Fausta inquires: "What good is a legacy? If there's no afterlife what difference will it make to one if one is remembered?"

--As far as the universe is concerned I don't think it matters at all what ones legacy is, good or bad. Is it going to matter after a million years let alone billions of years? There once was a very nice tyrannosuarus rex who decided not to eat hapless triceratops and to dine on ferns instead. But do we know of this creature's kindness? Has its legacy of gentleness been passed down through the eaons?

Your legacy only matters to you and how you want to live your life..with accomplishment, generosity and kindness or something else. It is for your satisfaction now, because in ten thousand years nobody is going to care or remember and your offspring and the tall buildings you left behind will be nothing but atoms morphing into other forms.

Does anyone think people in the year 140329 are going to remember Donald Trump and Trump Tower or that his great to the sixth power grandchildren will have any idea of him? His genes will be so diluted that they will bear no resemblance to him at all. They may look more like Othello.

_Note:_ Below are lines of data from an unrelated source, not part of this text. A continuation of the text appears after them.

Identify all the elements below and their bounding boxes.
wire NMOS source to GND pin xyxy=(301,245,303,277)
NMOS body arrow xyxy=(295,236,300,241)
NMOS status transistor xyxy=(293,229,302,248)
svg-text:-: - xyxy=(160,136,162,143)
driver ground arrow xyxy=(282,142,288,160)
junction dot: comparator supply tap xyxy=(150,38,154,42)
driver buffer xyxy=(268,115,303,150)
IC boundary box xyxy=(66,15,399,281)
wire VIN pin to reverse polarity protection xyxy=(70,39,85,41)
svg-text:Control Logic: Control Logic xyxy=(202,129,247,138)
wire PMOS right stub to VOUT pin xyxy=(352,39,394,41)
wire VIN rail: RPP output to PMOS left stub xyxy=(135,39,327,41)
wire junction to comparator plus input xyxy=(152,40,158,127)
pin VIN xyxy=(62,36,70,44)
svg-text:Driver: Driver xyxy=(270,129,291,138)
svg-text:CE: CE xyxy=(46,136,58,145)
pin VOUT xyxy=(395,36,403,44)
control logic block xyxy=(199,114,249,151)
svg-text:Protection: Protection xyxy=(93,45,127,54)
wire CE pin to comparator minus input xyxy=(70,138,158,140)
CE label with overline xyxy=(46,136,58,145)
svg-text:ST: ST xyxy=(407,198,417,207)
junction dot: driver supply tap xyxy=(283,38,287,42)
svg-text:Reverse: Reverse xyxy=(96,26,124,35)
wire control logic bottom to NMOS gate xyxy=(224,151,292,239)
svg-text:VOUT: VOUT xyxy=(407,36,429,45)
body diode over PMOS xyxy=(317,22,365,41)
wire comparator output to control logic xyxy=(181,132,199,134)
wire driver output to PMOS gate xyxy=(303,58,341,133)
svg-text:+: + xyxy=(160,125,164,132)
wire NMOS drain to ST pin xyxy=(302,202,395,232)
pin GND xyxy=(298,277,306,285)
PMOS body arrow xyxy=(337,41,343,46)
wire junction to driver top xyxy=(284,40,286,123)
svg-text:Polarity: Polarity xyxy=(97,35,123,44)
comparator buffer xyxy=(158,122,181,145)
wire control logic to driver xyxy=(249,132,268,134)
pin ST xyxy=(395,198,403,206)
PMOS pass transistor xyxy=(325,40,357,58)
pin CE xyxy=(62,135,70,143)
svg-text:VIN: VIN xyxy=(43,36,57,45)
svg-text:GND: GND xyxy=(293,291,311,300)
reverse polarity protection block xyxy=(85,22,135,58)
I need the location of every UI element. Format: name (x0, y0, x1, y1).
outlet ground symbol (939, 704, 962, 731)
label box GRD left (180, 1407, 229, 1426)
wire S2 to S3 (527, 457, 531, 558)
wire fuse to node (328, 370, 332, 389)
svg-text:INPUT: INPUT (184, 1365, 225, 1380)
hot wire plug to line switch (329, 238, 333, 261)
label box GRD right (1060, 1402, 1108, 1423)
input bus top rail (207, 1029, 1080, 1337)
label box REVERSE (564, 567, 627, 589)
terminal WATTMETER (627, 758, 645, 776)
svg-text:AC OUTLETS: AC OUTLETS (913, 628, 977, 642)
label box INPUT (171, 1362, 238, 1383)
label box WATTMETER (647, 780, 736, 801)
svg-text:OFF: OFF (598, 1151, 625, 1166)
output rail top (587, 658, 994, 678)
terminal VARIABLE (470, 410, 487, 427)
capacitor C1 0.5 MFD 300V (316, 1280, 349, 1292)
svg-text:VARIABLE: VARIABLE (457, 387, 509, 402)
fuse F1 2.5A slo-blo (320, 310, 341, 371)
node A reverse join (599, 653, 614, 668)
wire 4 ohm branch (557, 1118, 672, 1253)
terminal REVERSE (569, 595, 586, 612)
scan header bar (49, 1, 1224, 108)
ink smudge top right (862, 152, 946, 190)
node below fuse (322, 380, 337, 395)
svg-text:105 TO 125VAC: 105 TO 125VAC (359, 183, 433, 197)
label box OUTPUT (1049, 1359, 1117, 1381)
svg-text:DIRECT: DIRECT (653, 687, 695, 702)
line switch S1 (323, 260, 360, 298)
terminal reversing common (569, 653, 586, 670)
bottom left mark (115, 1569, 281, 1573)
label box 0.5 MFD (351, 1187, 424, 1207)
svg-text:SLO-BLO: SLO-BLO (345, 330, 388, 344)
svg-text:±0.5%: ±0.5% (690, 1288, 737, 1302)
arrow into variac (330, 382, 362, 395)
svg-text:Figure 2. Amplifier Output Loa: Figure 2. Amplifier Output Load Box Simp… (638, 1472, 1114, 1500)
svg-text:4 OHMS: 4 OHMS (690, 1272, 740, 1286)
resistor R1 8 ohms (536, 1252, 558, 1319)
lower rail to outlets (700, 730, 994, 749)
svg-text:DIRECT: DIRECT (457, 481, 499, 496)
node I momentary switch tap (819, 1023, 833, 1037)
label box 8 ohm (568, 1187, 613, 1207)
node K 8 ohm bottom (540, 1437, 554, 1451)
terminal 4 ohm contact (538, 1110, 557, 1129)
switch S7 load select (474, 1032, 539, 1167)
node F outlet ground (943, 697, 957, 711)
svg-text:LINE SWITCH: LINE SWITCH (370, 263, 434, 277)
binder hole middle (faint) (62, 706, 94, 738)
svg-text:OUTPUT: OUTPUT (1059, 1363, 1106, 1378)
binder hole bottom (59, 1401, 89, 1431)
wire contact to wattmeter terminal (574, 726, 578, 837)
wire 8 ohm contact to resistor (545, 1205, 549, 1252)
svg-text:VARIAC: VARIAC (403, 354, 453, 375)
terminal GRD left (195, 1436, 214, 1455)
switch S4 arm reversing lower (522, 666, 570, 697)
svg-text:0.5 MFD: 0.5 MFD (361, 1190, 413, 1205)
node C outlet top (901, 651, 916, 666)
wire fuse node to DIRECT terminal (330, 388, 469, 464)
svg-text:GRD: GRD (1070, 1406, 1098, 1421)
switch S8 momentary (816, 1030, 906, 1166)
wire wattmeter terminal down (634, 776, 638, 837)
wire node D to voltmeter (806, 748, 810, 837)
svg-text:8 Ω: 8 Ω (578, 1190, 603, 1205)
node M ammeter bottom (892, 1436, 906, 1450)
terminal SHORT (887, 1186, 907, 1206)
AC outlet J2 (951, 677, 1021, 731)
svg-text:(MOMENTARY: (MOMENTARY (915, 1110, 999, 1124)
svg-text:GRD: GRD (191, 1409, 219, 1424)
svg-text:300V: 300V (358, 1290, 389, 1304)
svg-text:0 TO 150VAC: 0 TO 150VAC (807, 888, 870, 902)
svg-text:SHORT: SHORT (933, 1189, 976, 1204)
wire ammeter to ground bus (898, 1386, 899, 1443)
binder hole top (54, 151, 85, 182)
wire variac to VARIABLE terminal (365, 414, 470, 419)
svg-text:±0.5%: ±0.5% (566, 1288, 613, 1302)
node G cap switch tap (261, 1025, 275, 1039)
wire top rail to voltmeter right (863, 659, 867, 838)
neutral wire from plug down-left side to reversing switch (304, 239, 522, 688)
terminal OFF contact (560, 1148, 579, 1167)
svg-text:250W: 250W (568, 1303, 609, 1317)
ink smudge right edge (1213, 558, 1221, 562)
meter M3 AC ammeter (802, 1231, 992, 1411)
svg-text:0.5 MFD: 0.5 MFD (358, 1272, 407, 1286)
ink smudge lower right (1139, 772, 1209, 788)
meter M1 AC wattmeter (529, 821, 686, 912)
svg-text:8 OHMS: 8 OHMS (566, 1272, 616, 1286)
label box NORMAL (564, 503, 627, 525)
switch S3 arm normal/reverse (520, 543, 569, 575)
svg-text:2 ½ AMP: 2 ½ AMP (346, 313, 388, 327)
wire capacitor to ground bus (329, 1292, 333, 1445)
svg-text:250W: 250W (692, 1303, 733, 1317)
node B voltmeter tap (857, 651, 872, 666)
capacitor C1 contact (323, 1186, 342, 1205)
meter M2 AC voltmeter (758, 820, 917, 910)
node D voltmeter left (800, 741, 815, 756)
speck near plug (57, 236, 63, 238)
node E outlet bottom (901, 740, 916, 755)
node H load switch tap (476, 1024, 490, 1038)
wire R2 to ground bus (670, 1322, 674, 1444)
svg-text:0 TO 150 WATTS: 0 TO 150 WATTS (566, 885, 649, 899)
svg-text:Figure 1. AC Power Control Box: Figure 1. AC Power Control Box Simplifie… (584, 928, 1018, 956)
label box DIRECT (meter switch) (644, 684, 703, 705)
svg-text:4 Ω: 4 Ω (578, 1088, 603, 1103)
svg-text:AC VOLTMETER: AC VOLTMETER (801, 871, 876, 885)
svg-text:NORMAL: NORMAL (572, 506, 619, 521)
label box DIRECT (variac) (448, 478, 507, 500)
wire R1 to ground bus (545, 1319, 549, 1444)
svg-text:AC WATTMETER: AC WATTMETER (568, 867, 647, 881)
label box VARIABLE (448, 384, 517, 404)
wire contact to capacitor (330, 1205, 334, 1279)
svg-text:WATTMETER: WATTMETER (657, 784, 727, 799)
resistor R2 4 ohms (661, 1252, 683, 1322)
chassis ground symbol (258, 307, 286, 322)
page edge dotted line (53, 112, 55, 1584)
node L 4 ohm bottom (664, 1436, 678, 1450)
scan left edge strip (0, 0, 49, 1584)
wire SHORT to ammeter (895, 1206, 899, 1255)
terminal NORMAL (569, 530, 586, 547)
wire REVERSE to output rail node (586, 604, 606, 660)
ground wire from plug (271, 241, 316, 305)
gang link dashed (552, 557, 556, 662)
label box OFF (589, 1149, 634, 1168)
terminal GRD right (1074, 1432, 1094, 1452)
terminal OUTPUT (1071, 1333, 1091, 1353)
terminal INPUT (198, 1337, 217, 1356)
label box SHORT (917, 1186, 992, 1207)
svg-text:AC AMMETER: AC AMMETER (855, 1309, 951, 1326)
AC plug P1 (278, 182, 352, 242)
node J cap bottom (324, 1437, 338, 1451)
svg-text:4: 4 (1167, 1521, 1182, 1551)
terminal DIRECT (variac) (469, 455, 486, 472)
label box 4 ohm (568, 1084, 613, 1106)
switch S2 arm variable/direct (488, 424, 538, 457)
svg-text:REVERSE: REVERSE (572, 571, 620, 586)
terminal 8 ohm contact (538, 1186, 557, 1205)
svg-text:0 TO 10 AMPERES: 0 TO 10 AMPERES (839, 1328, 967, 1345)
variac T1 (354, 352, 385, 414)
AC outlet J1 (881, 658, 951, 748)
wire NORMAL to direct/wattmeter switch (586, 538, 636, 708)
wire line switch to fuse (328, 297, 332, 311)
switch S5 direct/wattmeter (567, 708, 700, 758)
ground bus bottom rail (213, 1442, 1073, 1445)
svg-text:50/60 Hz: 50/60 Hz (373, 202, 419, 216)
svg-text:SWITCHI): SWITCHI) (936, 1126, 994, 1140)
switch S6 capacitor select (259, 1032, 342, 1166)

Fausta, I pretty much agree with tucson's take on this "legacy" question. Whatever we do in this life should give us satisfaction and meaning now. We can't count on a hereafter to make the present moment right.

I've pondered the same question you are. It makes me feel good to think that this and that, stuff I've done and stuff I'll leave behind when I die, will have made the world a somewhat better place.

But you're right: likely I'm not going to be aware of anything after I'm dead, including the effects of the life I'm living now. So this makes me more determined to make a difference here and now, because there and then is a mirage.